Имеется некий стимул А, и на него требуется дать ответ В (эти термины звучат несколько старомодно, но они были характерны для того времени).

Итак, в случае запоминания А — это содержание, которое надо запомнить; В — воспроизведение этого содержания через какой-то промежуток времени и, возможно, в другом месте. Предположим, что содержание А сложное, и непосредственных способностей человека недостаточно для его запоминания. Тогда он «кодирует» его с помощью каких-то средств, например зарубок. Последние обозначаются как Х. По Выготскому, Х — это дополнительный стимул, который связан с содержанием стимула А, то есть является его знаком. Затем Х используется для того, чтобы дать ответ В. Тем самым человек опосредствует свой ответ с помощью знака Х. При этом Х выступает как средство и запоминания, и воспроизведения или как психологическое орудие, с помощью которого человек овладевает своей памятью.

Ничего подобного нельзя представить себе у животных. Собака, когда-то наказанная палкой, рычит, снова увидев палку. Вполне естественно сказать, что она вспомнила ранее нанесенные ей удары. Но запечатление это произошло непроизвольно, и воспоминание также «всплыло» само собой, по простому закону ассоциаций. Непосредственная связь А — В (палка — удар) описывает натуральную мнемическую функцию — единственную форму памяти, которая есть у животных. Здесь нет и следа произвольности, которая возможна только при использовании опосредствующего знака.

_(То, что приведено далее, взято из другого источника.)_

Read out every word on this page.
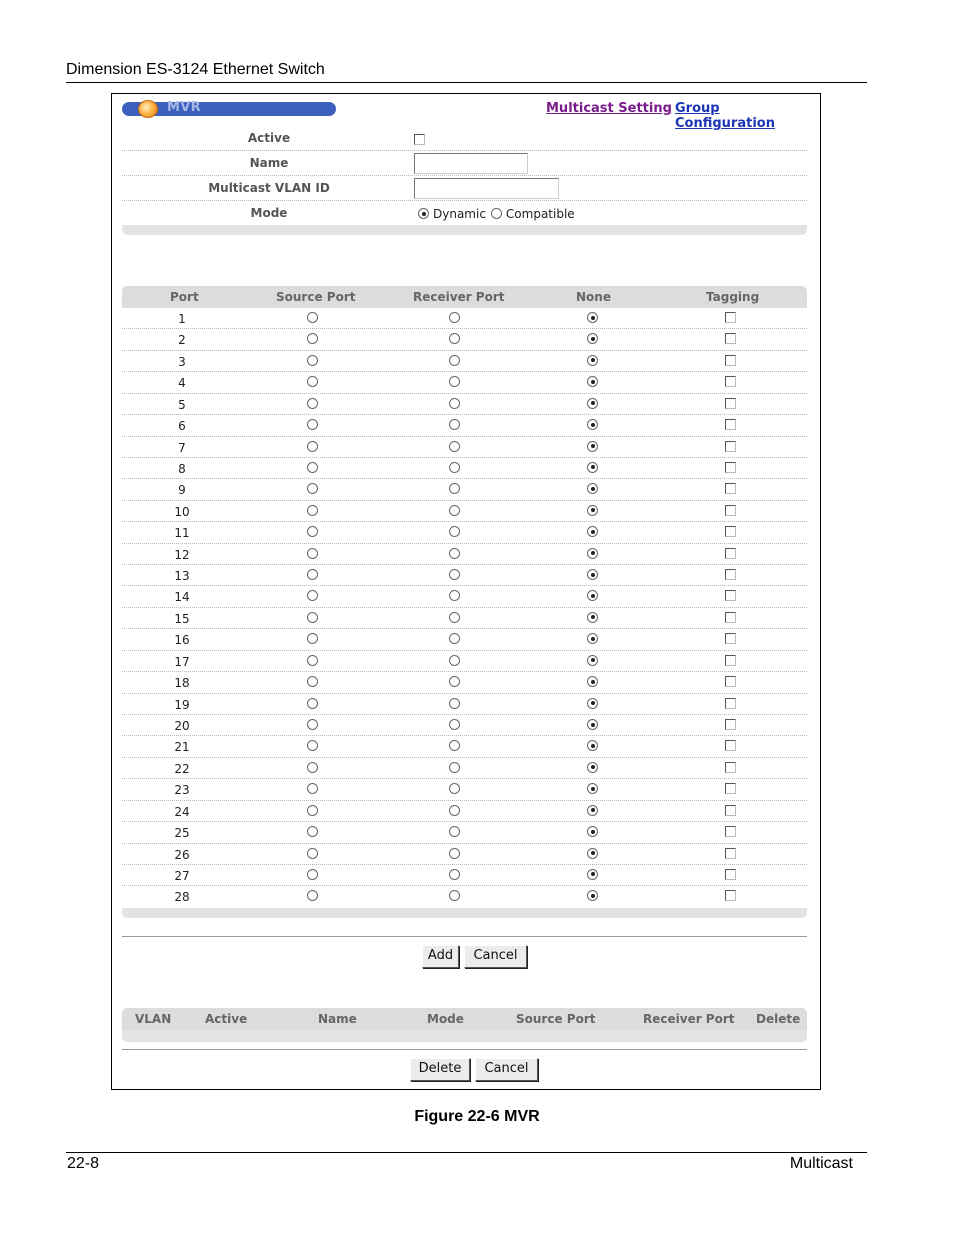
Dimension ES-3124 Ethernet Switch
MVR	Multicast Setting Group Configuration
Active
Name
Multicast VLAN ID
Mode	Dynamic Compatible
Port	Source Port	Receiver Port	None	Tagging
1
2
3
4
5
6
7
8
9
10
11
12
13
14
15
16
17
18
19
20
21
22
23
24
25
26
27
28
Add	Cancel
VLAN	Active	Name	Mode	Source Port	Receiver Port Delete
Delete	Cancel
Figure 22-6 MVR
22-8	Multicast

На примере памяти легко просматривается ограниченность натуральных функций животных и широта, если не сказать безграничность, возможностей человека, которые приобретаются благодаря опосредованной структуре высших психических функций. Память животных ограничена, во-первых, объемом естественно запечатлеваемого материала, во-вторых, безусловной зависимостью ее от актуальной ситуации: чтобы вспомнить, животное снова должно попасть в те же условия, например увидеть палку.

Человеческая же память благодаря многим приемам опосредствования может вбирать в себя огромное количество информации. Кроме того, она совершенно освобождена от необходимости повторения ситуации запоминания: нужное содержание человек может вспомнить в любых других условиях благодаря использованию стимулов-средств, или знаков.

Важнейшую часть концепции Выготского составляет ее генетический аспект. Откуда берутся средства-знаки? Для ответа на этот вопрос необходимо рассмотреть сначала культурно-историческое развитие человека, потом онтогенез, развитие ребенка. Эти процессы имеют принципиальное сходство.

Согласно марксистской концепции (которую в этом аспекте весьма затруднительно внятно оспорить) человека создал труд; общение в процессе трудовой деятельности породило речь. Первые слова обеспечивали организацию совместных действий. Это были слова-указания, обращенные к другому и направляющие его действия. Потом произошло принципиально важное событие: человек стал обращать слова-указания, слова-приказы на самого себя. Из внешней командной функции слова родилась его внутренняя организующая функция.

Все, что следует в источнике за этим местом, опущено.